Die kalte Luft Washington DC's ließ jeden Atem zu einem fast unscheinbaren Nebel werden, der sich über die Straße legte. Die vielen Zivilisten, die auf der anderen Seite hinter einer Absperrung standen, unterhielten sich laut und aufgeregt untereinander. Niemand hier wusste bis zu diesem Zeitpunkt wirklich, was überhaupt in den Tunneln passiert war.

„Hey, Sie müssen ins Krankenhaus! Sie wurden angeschossen!", kam einer der Polizisten auf mich zu. Irritiert und gleichzeitig genervt drehte ich mich auf der Stelle zu der Stimme um. Stumm sah ich den Mann an, meine Augenbrauen waren leicht zusammengezogen, was ihn inne halten ließ. „Oder auch nicht...", hörte ich ihn murmeln, als ich schließlich an ihm vorbei trat.

Ich brauchte Bucky, kein dämliches Krankenhaus.

Je näher ich der großen Gruppe kam, desto lauter wurde es um mich herum. Jeder erzählte sich haargenau, was er in den letzten Stunden erlebt hatte, wo er war oder was mit Karli passiert war. Scheinbar hatte sich die Nachricht von ihrem Tod schnell herumgesprochen. Nicht aber, wie sie gestorben war, was gut war. Ich konnte es jetzt nicht wirklich gebrauchen, dass ich wegen Mord festgenommen wurde.

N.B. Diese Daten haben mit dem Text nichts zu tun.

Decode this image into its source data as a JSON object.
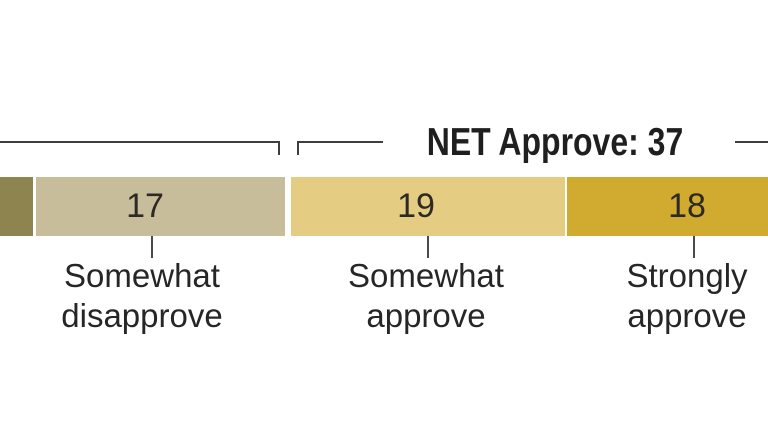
{
  "chart_data": {
    "type": "bar",
    "subtype": "horizontal-stacked-single-bar",
    "annotation": "NET Approve: 37",
    "segments": [
      {
        "label": "",
        "value": null,
        "color": "#8e8450",
        "truncated_at_left_edge": true
      },
      {
        "label": "Somewhat disapprove",
        "value": 17,
        "color": "#c7bd9b"
      },
      {
        "label": "Somewhat approve",
        "value": 19,
        "color": "#e4cc82"
      },
      {
        "label": "Strongly approve",
        "value": 18,
        "color": "#d1aa30"
      }
    ],
    "legend_position": "callouts-below-bar",
    "grid": false
  },
  "net_label": "NET Approve: 37",
  "segment_labels": [
    {
      "line1": "Somewhat",
      "line2": "disapprove"
    },
    {
      "line1": "Somewhat",
      "line2": "approve"
    },
    {
      "line1": "Strongly",
      "line2": "approve"
    }
  ],
  "colors": {
    "background": "#ffffff",
    "rule": "#3e3e3e",
    "value_text": "#2d2a24",
    "label_text": "#262626"
  }
}
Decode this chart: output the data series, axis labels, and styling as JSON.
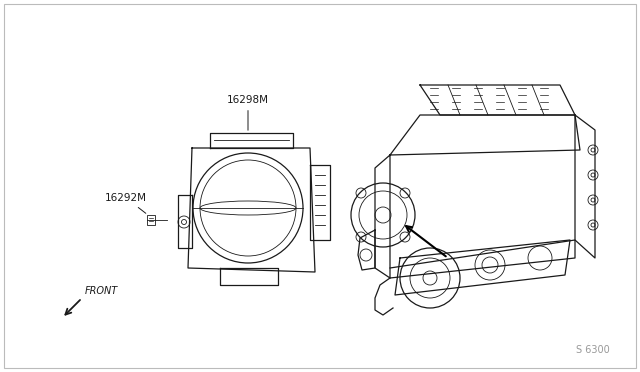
{
  "bg_color": "#ffffff",
  "line_color": "#1a1a1a",
  "label_16298M": "16298M",
  "label_16292M": "16292M",
  "label_front": "FRONT",
  "label_partnum": "S 6300",
  "fig_width": 6.4,
  "fig_height": 3.72,
  "dpi": 100,
  "border_color": "#bbbbbb"
}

„Ich hab' gehört, dass der Falcon Morgenthau umgebracht hat!"

„Ich hab' dir doch schon gesagt, dass es Captain America ist!"

„Aber er hat das Mädchen umgebracht!"

„Wann benutzt du endlich dein Gehirn? Captain America würde niemals töten! Fang an zu denken, Daryl!"

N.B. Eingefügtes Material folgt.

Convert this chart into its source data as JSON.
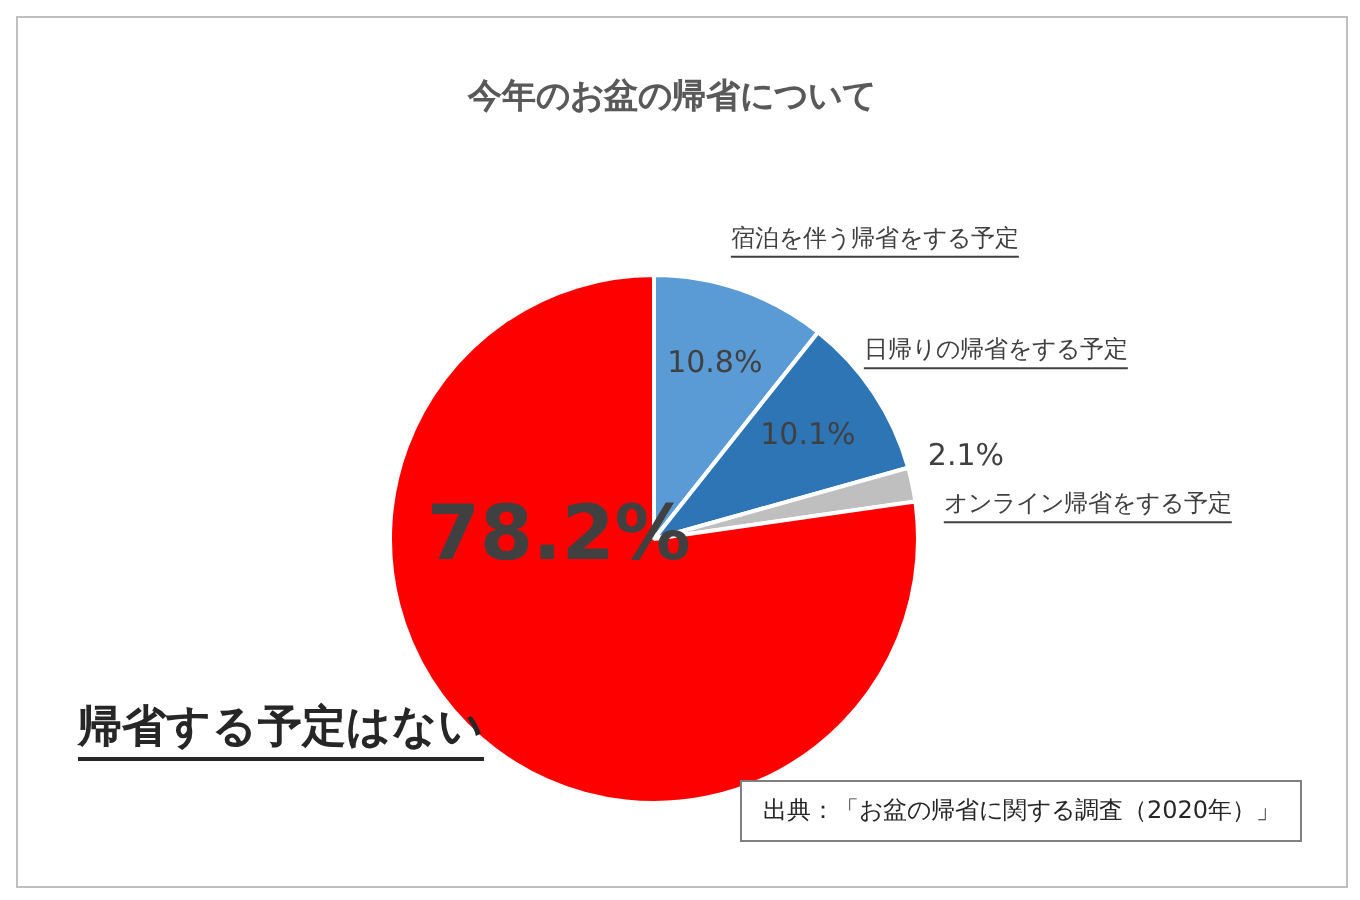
{
  "chart_data": {
    "type": "pie",
    "title": "今年のお盆の帰省について",
    "categories": [
      "宿泊を伴う帰省をする予定",
      "日帰りの帰省をする予定",
      "オンライン帰省をする予定",
      "帰省する予定はない"
    ],
    "values": [
      10.8,
      10.1,
      2.1,
      78.2
    ],
    "colors": [
      "#5b9bd5",
      "#2e75b6",
      "#bfbfbf",
      "#ff0000"
    ],
    "value_labels": [
      "10.8%",
      "10.1%",
      "2.1%",
      "78.2%"
    ],
    "legend": false,
    "annotations": [
      "出典：「お盆の帰省に関する調査（2020年）」"
    ]
  }
}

Bei dem Gesprächsfetzen von zwei weiteren Polizisten nickte ich leicht, während ich innerlich Sam auf die Schulter klopfte. Er hatte es wirklich geschafft, die Menschen von sich zu überzeugen. Sie hielten ihn für Captain America und für einen Mann, der niemals töten würde. Mit gesenktem Blick lief ich an ihnen vorbei, als ich Bucky vor mir erkannte.

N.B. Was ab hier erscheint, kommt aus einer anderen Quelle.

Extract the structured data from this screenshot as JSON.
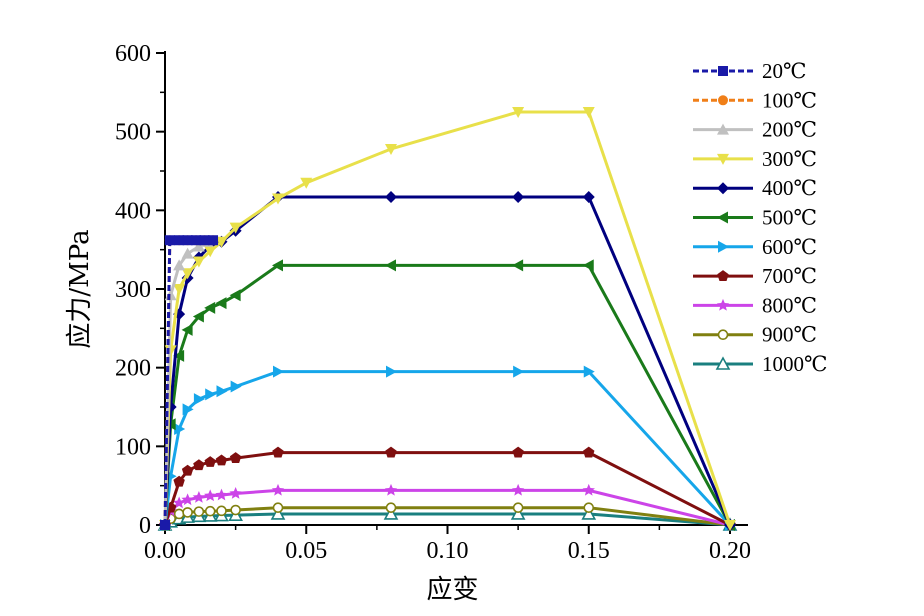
{
  "chart_data": {
    "type": "line",
    "title": "",
    "xlabel": "应变",
    "ylabel": "应力/MPa",
    "xlim": [
      0,
      0.2
    ],
    "ylim": [
      0,
      600
    ],
    "xticks": [
      0.0,
      0.05,
      0.1,
      0.15,
      0.2
    ],
    "xtick_labels": [
      "0.00",
      "0.05",
      "0.10",
      "0.15",
      "0.20"
    ],
    "yticks": [
      0,
      100,
      200,
      300,
      400,
      500,
      600
    ],
    "ytick_labels": [
      "0",
      "100",
      "200",
      "300",
      "400",
      "500",
      "600"
    ],
    "grid": false,
    "legend_position": "right",
    "series": [
      {
        "name": "20℃",
        "color": "#1a1aa8",
        "marker": "square",
        "dash": "6,3",
        "x": [
          0,
          0.0017,
          0.005,
          0.008,
          0.011,
          0.014,
          0.017
        ],
        "y": [
          0,
          362,
          362,
          362,
          362,
          362,
          362
        ]
      },
      {
        "name": "100℃",
        "color": "#f07f18",
        "marker": "circle",
        "dash": "6,3",
        "x": [
          0,
          0.0017,
          0.005,
          0.008,
          0.011,
          0.014,
          0.017
        ],
        "y": [
          0,
          362,
          362,
          362,
          362,
          362,
          362
        ]
      },
      {
        "name": "200℃",
        "color": "#c0c0c0",
        "marker": "triangle-up",
        "dash": "",
        "x": [
          0,
          0.002,
          0.005,
          0.008,
          0.012,
          0.015
        ],
        "y": [
          0,
          292,
          330,
          345,
          354,
          360
        ]
      },
      {
        "name": "300℃",
        "color": "#e8e04a",
        "marker": "triangle-down",
        "dash": "",
        "x": [
          0,
          0.002,
          0.005,
          0.008,
          0.012,
          0.016,
          0.02,
          0.025,
          0.04,
          0.05,
          0.08,
          0.125,
          0.15,
          0.2
        ],
        "y": [
          0,
          222,
          300,
          320,
          335,
          348,
          360,
          378,
          415,
          435,
          478,
          525,
          525,
          0
        ]
      },
      {
        "name": "400℃",
        "color": "#00007f",
        "marker": "diamond",
        "dash": "",
        "x": [
          0,
          0.002,
          0.005,
          0.008,
          0.012,
          0.016,
          0.02,
          0.025,
          0.04,
          0.08,
          0.125,
          0.15,
          0.2
        ],
        "y": [
          0,
          150,
          268,
          314,
          340,
          355,
          360,
          374,
          417,
          417,
          417,
          417,
          0
        ]
      },
      {
        "name": "500℃",
        "color": "#1a7a1a",
        "marker": "triangle-left",
        "dash": "",
        "x": [
          0,
          0.002,
          0.005,
          0.008,
          0.012,
          0.016,
          0.02,
          0.025,
          0.04,
          0.08,
          0.125,
          0.15,
          0.2
        ],
        "y": [
          0,
          128,
          215,
          248,
          265,
          276,
          282,
          292,
          330,
          330,
          330,
          330,
          0
        ]
      },
      {
        "name": "600℃",
        "color": "#16a6ea",
        "marker": "triangle-right",
        "dash": "",
        "x": [
          0,
          0.002,
          0.005,
          0.008,
          0.012,
          0.016,
          0.02,
          0.025,
          0.04,
          0.08,
          0.125,
          0.15,
          0.2
        ],
        "y": [
          0,
          62,
          122,
          147,
          160,
          166,
          170,
          176,
          195,
          195,
          195,
          195,
          0
        ]
      },
      {
        "name": "700℃",
        "color": "#7f0f0f",
        "marker": "pentagon",
        "dash": "",
        "x": [
          0,
          0.002,
          0.005,
          0.008,
          0.012,
          0.016,
          0.02,
          0.025,
          0.04,
          0.08,
          0.125,
          0.15,
          0.2
        ],
        "y": [
          0,
          22,
          55,
          69,
          76,
          80,
          82,
          85,
          92,
          92,
          92,
          92,
          0
        ]
      },
      {
        "name": "800℃",
        "color": "#cc44e8",
        "marker": "star",
        "dash": "",
        "x": [
          0,
          0.002,
          0.005,
          0.008,
          0.012,
          0.016,
          0.02,
          0.025,
          0.04,
          0.08,
          0.125,
          0.15,
          0.2
        ],
        "y": [
          0,
          18,
          28,
          32,
          35,
          37,
          38,
          40,
          44,
          44,
          44,
          44,
          0
        ]
      },
      {
        "name": "900℃",
        "color": "#808010",
        "marker": "circle-open",
        "dash": "",
        "x": [
          0,
          0.002,
          0.005,
          0.008,
          0.012,
          0.016,
          0.02,
          0.025,
          0.04,
          0.08,
          0.125,
          0.15,
          0.2
        ],
        "y": [
          0,
          8,
          14,
          16,
          17,
          17.5,
          18,
          19,
          22,
          22,
          22,
          22,
          0
        ]
      },
      {
        "name": "1000℃",
        "color": "#1a7f7f",
        "marker": "triangle-open",
        "dash": "",
        "x": [
          0,
          0.002,
          0.005,
          0.008,
          0.012,
          0.016,
          0.02,
          0.025,
          0.04,
          0.08,
          0.125,
          0.15,
          0.2
        ],
        "y": [
          0,
          4,
          8,
          10,
          11,
          11.5,
          12,
          12.5,
          14,
          14,
          14,
          14,
          0
        ]
      }
    ]
  }
}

Er stand ein wenig abseits der Menschen und sah sich suchend in der Menge um, während Sam einige Meter weiter gerade auf die Politiker zuging. Ich konnte den Ernst in seinem Blick schon von weitem sehen, aber jetzt gerade existierte für mich nur der Braunhaarige einige Meter entfernt von mir.

„Hey Bucky.", sagte ich in einer normalen Lautstärke, als ich direkt hinter ihm zum stehen kam. Ruckartig drehte er sich zu mir um, die Anspannung auf seinem Körper fiel augenblicklich von ihm ab. Seine Augen fuhren an mir herunter und weiteten sich, sobald sie meine Wunde entdeckten.

„Wa-"

„Mir gehts gut.", schnitt ich ihn ab, aber er schüttelte nur den Kopf.

„Joye, dir ge-"

„Bucky.", unterbrach ich ihn erneut. Mir fehlte die Kraft, jetzt viel zu reden. Ich wollte einfach hier sein, aber ich konnte ihm nicht alles verschweigen, was sich in den Gängen abgespielt hatte. Kurz schlossen sich meine Augen, bevor ich leicht Luft holte.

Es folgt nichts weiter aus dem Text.